На Малой Болотной зашептались:

— Большевики уходят.

Контр-адмиральша Копрошматина, обомлев от радости неописуемой, по полу коленями шаркала, два башлыка рысцой побежали на Дурылинскую к соборному протоиерею, и башлык башлыку по дороге предлагал прежде всего ударить в большой во Владимирской, в комхозе барышни роились и к казначею приставали, чтоб сразу за три месяца вперед выдали.

А для себя взял Яшка, захватив тайком, обернув тюлевой занавеской, чтоб Развозжаев не заметил, заводного слона с палаткой, с вожатым, постукивавшим молоточком по слоновой башке, — затейливую игрушку из последних остатков княжеского добра. Князь вино курил, перегонные кубы служили верой и правдой, богатства множили, княгиня в кадетский комитет входила, с графиней Паниной переписывалась и слонами обзаводилась для счастья: слоны на туалетном столике, слоны на этажерках, слоненок на браслете. Обзаводилась-обзаводилась — и всех слонов порастеряла, первый — туалетный — в апреле семнадцатого сковырнулся, последний, замысловатый, с туринской выставки, Яшке достался — на Яшкино счастье, а князь ныне в Париже о России хлопочет и для нее и для своих кубов подходящие законы сочиняет.

А тяжелый сундучок, окованный медными полосками, глаз с него не спуская, всю дорогу ощупывая его, Яшка перевез отдельно, подложив тюфяк снизу, и дома с самим Развозжаевым перенес его в заднюю комнату, про которую Развозжаев сказал, что он берет ее себе.

И на Большой Болотной зашушукались:

— Большевики золото увозят.

И два новых башлыка галопом помчались, мигом сугробы преодолев, к отставному полковнику Седенко, у кого уже лет десять ноги бубликом от подагры и ветхозаветная берданка припрятана в чулане, и башлык башлыку на ходу, мерзлыми рукавицами размахивая, твердил пароль.

За день все понемногу подошли, со всех концов города.

Пешком заявился Соломон, еврей с кривой горбинкой на носу и выпуклыми базедовыми глазами. Сразу на раненого бура набрел, прочел записку на животе о том, что бур дышит, тронул его, прислушался и тут же, не снимая пальто, стал ковырять перочинным ножиком. Ковырял, ковырял и доковырялся: бур задышал, а Соломон, постояв немного, улыбнулся, не то удивленно, не то радостно, но вдруг нахмурился, отошел и лег на ближайший диван, шапку натянув на уши.
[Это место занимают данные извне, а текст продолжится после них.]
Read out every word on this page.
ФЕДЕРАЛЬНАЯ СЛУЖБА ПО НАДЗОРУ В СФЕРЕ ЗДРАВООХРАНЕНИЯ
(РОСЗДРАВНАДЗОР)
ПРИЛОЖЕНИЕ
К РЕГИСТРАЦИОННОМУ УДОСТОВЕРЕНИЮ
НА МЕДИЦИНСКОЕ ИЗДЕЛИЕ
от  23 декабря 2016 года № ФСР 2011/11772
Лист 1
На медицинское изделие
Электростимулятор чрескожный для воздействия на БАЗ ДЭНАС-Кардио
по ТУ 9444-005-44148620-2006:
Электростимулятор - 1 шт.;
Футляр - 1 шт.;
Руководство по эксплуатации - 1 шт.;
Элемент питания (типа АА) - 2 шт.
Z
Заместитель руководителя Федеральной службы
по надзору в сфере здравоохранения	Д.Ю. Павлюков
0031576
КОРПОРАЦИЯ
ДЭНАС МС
На извозчике подъехали Лесничий и Васенька — Лесничий с воблой, Васенька с караваем; Васенька — беззаботно напевая, Лесничий мрачнее лешего, и воблу швырнул с размаху в качалку на колени Рашели.

Зину Киркову, девушку в очках, в высокой серой мерлушечьей шапке — из тех, что круглый год носили когда-то актеры малороссийских трупп и скупщики лошадей, — сутулую, в сафьяновых цветных сапожках из реквизита городского театра, кто-то в оленьей дохе примчал на широкобедрых санях с медвежьей полостью.

II

А дед Марат Петрович, лысый, апостолообразный, как всегда, пришел с ворохом газет и бумаг, как всегда, пройдя мимо вещей, не поглядев, куда его судьба заново закинула, мигом умудрился чернила раздобыть, засел за столик, прямо против уменьшительного зеркала, — и отразился на зеркальной поверхности крохотный рыбарь Петр, ловец человеков, в старом порыжевшем свитере.

III

Заскрипело перо, заскрипело — будет человечество счастливо, — должно быть, будет человек горд, смел и свободен, орлом станет человек, а темная закандаленная земля — вольным безоградным лесом.
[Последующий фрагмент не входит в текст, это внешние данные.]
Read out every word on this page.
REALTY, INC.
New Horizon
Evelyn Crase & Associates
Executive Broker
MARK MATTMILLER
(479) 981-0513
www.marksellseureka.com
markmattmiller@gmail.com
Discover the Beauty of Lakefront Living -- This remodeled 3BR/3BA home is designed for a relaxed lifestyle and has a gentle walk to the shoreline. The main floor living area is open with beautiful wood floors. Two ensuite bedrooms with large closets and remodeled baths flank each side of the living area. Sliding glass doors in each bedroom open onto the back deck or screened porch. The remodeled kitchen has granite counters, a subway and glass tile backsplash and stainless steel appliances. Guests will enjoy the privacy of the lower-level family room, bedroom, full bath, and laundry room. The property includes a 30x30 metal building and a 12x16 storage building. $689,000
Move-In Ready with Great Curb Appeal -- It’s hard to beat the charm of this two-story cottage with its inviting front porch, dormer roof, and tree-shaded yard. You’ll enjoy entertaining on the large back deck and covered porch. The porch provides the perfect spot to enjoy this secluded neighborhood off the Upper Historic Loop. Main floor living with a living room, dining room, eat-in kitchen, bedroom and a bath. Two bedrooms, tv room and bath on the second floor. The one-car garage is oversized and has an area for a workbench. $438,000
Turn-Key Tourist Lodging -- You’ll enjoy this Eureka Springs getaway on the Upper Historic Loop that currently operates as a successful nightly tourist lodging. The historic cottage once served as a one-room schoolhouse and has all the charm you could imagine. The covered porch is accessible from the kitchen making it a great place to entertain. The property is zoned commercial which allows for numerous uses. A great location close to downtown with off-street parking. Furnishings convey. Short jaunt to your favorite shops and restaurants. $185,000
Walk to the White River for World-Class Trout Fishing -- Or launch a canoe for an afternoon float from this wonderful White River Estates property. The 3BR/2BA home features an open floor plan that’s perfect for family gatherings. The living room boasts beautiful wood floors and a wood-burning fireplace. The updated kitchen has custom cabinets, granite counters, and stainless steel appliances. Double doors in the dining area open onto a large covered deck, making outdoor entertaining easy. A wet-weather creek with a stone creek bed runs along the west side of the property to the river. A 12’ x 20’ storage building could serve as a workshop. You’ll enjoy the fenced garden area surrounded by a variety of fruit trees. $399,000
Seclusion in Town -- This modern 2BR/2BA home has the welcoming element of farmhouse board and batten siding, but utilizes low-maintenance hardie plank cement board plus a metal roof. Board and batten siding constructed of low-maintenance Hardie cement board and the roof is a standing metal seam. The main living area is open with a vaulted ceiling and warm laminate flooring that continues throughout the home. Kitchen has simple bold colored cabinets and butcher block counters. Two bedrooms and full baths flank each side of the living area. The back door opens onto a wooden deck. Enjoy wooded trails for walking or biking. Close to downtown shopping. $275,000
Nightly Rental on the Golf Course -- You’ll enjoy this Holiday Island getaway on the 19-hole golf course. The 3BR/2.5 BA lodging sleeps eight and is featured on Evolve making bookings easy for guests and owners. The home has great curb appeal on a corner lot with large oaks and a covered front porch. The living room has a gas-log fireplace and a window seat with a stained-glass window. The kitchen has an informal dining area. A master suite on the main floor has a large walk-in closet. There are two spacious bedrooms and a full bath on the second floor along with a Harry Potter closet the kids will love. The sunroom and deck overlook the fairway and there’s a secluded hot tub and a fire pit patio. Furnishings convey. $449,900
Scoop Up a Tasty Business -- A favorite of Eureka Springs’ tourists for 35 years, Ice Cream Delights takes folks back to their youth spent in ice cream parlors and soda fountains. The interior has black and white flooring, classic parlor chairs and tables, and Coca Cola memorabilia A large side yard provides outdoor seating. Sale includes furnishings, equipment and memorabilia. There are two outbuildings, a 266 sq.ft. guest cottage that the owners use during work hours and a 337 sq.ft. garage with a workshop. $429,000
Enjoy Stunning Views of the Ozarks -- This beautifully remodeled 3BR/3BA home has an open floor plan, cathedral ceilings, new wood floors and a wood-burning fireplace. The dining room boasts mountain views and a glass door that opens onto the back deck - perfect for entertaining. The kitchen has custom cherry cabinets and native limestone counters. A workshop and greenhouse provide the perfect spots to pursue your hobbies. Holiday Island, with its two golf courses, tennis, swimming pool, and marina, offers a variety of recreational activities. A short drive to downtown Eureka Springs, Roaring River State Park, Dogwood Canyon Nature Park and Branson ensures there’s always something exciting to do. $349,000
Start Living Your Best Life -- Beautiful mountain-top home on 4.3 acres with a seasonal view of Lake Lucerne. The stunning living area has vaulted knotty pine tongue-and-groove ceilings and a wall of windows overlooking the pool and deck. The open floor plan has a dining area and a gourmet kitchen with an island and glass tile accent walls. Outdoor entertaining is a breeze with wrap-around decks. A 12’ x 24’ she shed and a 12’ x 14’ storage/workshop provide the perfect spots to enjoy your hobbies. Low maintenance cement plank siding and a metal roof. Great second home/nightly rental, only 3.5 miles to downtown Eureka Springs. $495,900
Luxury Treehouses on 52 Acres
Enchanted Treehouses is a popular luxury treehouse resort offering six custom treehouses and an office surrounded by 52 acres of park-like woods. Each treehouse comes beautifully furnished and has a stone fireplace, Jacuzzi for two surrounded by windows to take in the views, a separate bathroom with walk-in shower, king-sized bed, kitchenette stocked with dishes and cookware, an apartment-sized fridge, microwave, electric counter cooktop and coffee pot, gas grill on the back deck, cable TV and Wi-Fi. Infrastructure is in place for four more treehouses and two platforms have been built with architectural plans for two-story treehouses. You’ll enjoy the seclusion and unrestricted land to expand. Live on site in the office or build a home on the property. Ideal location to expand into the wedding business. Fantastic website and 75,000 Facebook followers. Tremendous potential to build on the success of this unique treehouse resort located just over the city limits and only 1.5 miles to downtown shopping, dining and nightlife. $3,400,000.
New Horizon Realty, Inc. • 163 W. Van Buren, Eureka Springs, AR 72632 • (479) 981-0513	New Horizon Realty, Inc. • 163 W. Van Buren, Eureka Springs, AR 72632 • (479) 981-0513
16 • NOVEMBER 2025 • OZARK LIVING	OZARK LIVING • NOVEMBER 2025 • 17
В обед Яшка принес деду ячневой каши и воблы кусок.

Пожевал дед — и тот, что в зеркале, тоже губками пошевелил и тоже на бороде оставил немного каши и две-три чешуйки.
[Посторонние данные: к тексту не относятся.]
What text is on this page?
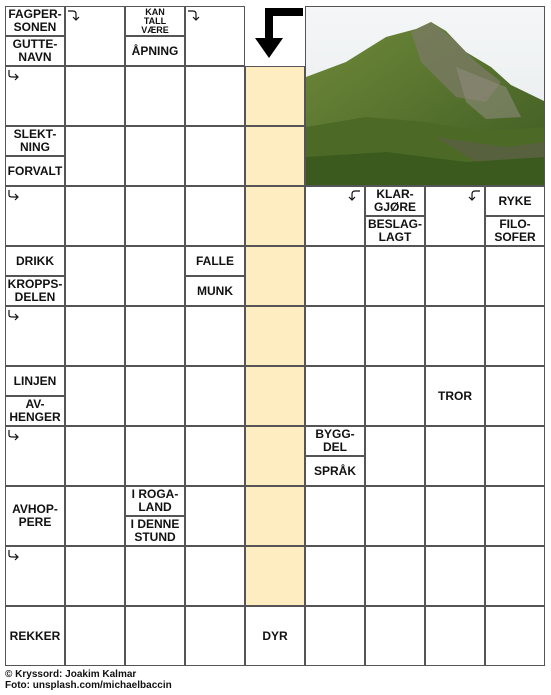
FAGPER-
SONEN
GUTTE-
NAVN
KAN
TALL
VÆRE
ÅPNING
SLEKT-
NING
FORVALT
KLAR-
GJØRE
BESLAG-
LAGT
RYKE
FILO-
SOFER
DRIKK
KROPPS-
DELEN
FALLE
MUNK
LINJEN
AV-
HENGER
TROR
BYGG-
DEL
SPRÅK
AVHOP-
PERE
I ROGA-
LAND
I DENNE
STUND
REKKER	DYR
© Kryssord: Joakim Kalmar
Foto: unsplash.com/michaelbaccin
И опять побежало перо по старым бланкам военно-промышленного комитета: будет человек вольным богом, грянет вторая, пятая, седьмая революция — пусть, пусть! И кровь не страшна и дым пожаров: кровь — дождь, за дымом — огонь очищающий, вся скверна сметется.

А в десять часов вечера, как водилось по коммунальному обычаю, Яшка довел деда к постели: ботинки с него снять и, между прочим, брюки — нагибаться дед не мог, сахалинское наследство не позволяло.

На следующий день Развозжаев перевез Серафиму и ребенка.

Совсем осатанела вьюга, в комок сжала Красно-Селимск, всех заставила молчать, а Серафиму не смогла.

— Отпусти меня, — просила Серафима по дороге. — Достань для меня пропуск и билет. Не могу я больше. Христом-богом прошу: отпусти.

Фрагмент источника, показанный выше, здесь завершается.